Let 's face it: Land will probably be worth more dollars for a while, at least, because every dollar is becoming worth so much less.
0 Kudos
Jim Meade / Iowa City
Senior Advisor

Re: AgPoll: What's your view of land prices?

All the ag economists and the feds are talking about land prices.  As soon as the mass media brings it up, the top is probably in.  Smiley Happy

Here is a wishy-washy discussion based on a study from Mike Duffy, the pretty-darned-liberal ISU professor.

 

http://www.farmgateblog.com/article/land-prices-should-i-buy-that-farm-or-not

 

"Summary:
 Farmland prices are edging higher, driven in part by higher commodity prices, which are a function of Chinese demand and the ethanol economy. However, fewer parcels of farmland are being sold, and farmers are buying over half of farms being sold. Current prices have a strong foundation based on earnings and lower rates of interest that increase its dollar value. Increased interest rates will reduce its value along with cash rents of farmland." 

 

I'm not going to buy farm land unless I win the lotto.  But, I'm very loath to sell, as I figure it's my inflation hedge if things go really bad.  That is, as long as I can pay the taxes on it.  That would be the other nightmare. 

Tags (1)
0 Kudos
Jim Meade / Iowa City
Senior Advisor

USDA survey

"This is from a USDA survey.

 

 "Agricultural Land Values Highlights

The United States farm real estate value, a measurement of the value of all
land and buildings on farms, averaged $2,350 per acre for 2011, up
6.8 percent from 2010. Regional changes in the average value of farm real
estate ranged from a 15.9 percent increase in the Corn Belt region to a 2
percent decline in the Southeast region. The highest farm real estate values
remained in the Northeast region at $4,690 per acre. The Mountain region had
the lowest farm real estate value, $923 per acre.

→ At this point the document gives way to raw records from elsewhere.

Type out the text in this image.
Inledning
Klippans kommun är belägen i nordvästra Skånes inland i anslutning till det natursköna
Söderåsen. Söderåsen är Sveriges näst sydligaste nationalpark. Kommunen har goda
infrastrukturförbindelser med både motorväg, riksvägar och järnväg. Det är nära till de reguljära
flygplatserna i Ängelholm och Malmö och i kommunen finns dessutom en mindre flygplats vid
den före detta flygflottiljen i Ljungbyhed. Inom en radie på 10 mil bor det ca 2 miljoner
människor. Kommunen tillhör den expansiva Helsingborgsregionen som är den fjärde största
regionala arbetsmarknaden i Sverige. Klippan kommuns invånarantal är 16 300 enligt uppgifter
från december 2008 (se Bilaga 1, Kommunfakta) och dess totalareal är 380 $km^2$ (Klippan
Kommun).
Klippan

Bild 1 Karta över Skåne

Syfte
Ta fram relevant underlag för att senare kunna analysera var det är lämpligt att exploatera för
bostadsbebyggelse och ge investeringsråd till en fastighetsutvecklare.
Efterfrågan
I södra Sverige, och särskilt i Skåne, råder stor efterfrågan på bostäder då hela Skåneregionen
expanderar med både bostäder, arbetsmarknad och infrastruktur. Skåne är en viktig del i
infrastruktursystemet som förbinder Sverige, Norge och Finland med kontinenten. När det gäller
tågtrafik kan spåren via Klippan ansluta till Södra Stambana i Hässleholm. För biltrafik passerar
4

The United States cropland value increased by $260 per acre (9.4 percent) to
$3,030 per acre. In the Northern Plains and Corn Belt regions, the average
cropland value increased 17.2 and 16 percent, respectively, from the previous
year. However, in the Northeast and Southeast regions, cropland values
decreased by 1.3 percent and 1.1 percent, respectively.

The United States pasture value increased to $1,100 per acre or 1.9 percent
above 2010. The Southeast region had the largest percentage decrease in
pasture value, 8.4 percent below 2010. The Corn Belt and Northern Plains
regions had the highest percentage increase, both 6.6 percent above 2010.